Federated Data Scripts provide a way to discover, analyse, and integrate relationships that span across multiple Definitions or database sources. They are used when your data model is distributed across several systems, applications, or schemas and you need a unified understanding of how they relate.
This feature sits within the Data Discovery capabilities of the Curiosity Platform and extends Relationship Mapping beyond single-definition structures.
What Federated Data Scripts Do
Federated Data Scripts allow you to:
Compare two or more Definition Versions
Identify cross-definition foreign keys
Generate a combined representation of structural relationships
Validate relationships against live database metadata
Apply newly discovered relationships back into the platform
Produce enriched Definition
Versions with complete relationship information
This is essential for organisations that manage data across microservices, multiple databases, hybrid legacy environments, or large enterprise applications where relationships are not fully documented.
1. Create a Federated Discovery Activity
To begin, create a Cross Definition FK Discovery activity. This provides the workspace for comparing definitions and running federated analysis.
You will use this activity to attach Definition Versions, connections, and run the analysis operations.
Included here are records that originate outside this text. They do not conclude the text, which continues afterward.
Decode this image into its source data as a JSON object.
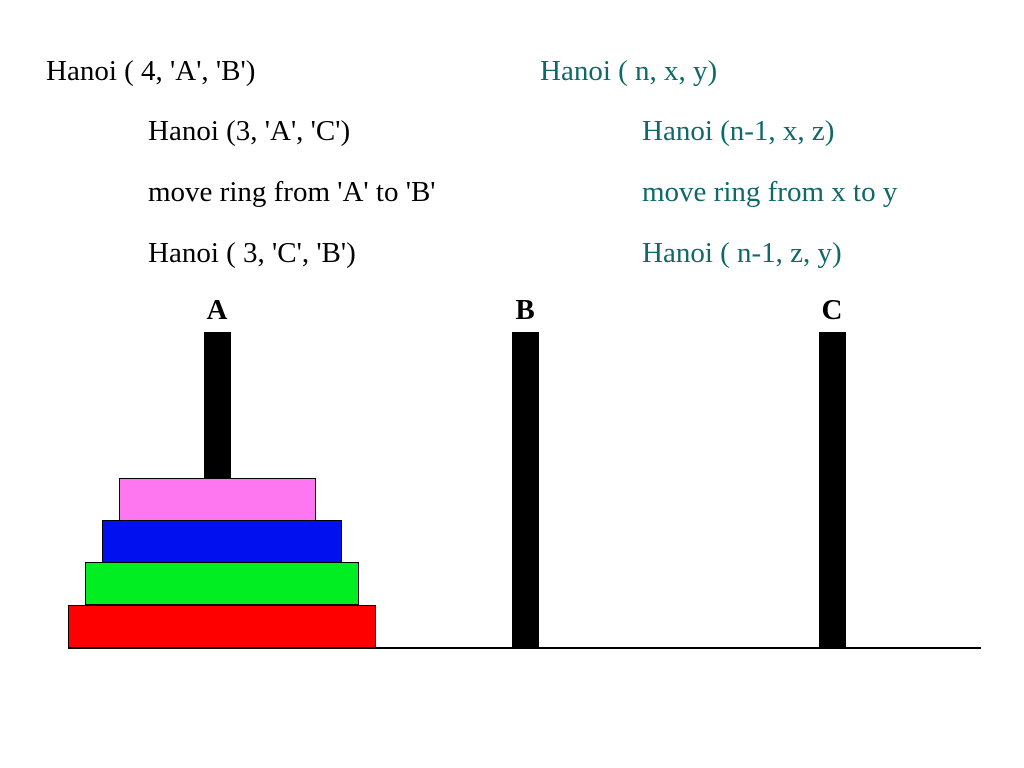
{
  "code": {
    "left": [
      "Hanoi ( 4, 'A', 'B')",
      "Hanoi (3, 'A', 'C')",
      "move ring from 'A' to 'B'",
      "Hanoi ( 3, 'C', 'B')"
    ],
    "right": [
      "Hanoi ( n, x, y)",
      "Hanoi (n-1, x, z)",
      "move ring from x to y",
      "Hanoi ( n-1, z, y)"
    ]
  },
  "pegs": [
    {
      "label": "A"
    },
    {
      "label": "B"
    },
    {
      "label": "C"
    }
  ],
  "disks": [
    {
      "color": "#ff77f0"
    },
    {
      "color": "#0010ee"
    },
    {
      "color": "#00ee22"
    },
    {
      "color": "#ff0000"
    }
  ],
  "colors": {
    "code_left": "#000000",
    "code_right": "#106868"
  }
}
2. Attach Definitions and Database Connection
Federated analysis requires at least two Definition Versions. These represent the structures you want to compare.
You must also attach a Connection for Combined Data (This must be Postgres, you can use the Micro DB), which enables the platform to execute federated discovery queries and validate metadata.
Once added, the activity now contains everything needed to generate scripts that analyse relationships across sources.

3. Generate Federated Data Scripts
Select Create Federated Data Scripts to generate:
The federated SQL scripts
A “controlling list” that defines how the selected Definitions will be compared
These outputs describe the structural links the platform will evaluate and form the basis of the entire federated discovery process.


4. Execute the Federated Scripts
Run Execute Federated Data Scripts to apply the scripts using the attached connection. This step produces a new Definition Version that consolidates discovered relationships.
The resulting Definition Version reflects the combined structure from the definitions involved, giving you a single place to inspect shared or related elements.


5. Discover Potential New Relationships
Next, run Look for Potential New Relationships to detect additional foreign keys or links not included in the original definitions.
The results are output in a CSV file, which lists all suggested relationships across definitions.


You may also run Database Validation, which provides a second CSV containing validation findings from the live database.

6. Apply Federated Relationships
Use Add Federated New Relationships to import the CSV results back into the platform.
Upload:
The CSV produced by the discovery process
(Optional) The validation CSV
The platform updates your Definitions to include these newly found cross-definition relationships.


7. Review Updated Definitions
Open any affected Definition Version in the Data Dictionary. You will now see additional Cross-Definition Foreign Keys, representing the combined or newly discovered relationships.
These enhanced definitions can now be used in our other Cross-Definition activities.

Federated Data Scripts give you the ability to analyse relationships across multiple systems and integrate them into your structural metadata. This ensures more complete relationship mapping, better referential integrity during test data generation, and deeper understanding of how your distributed systems connect.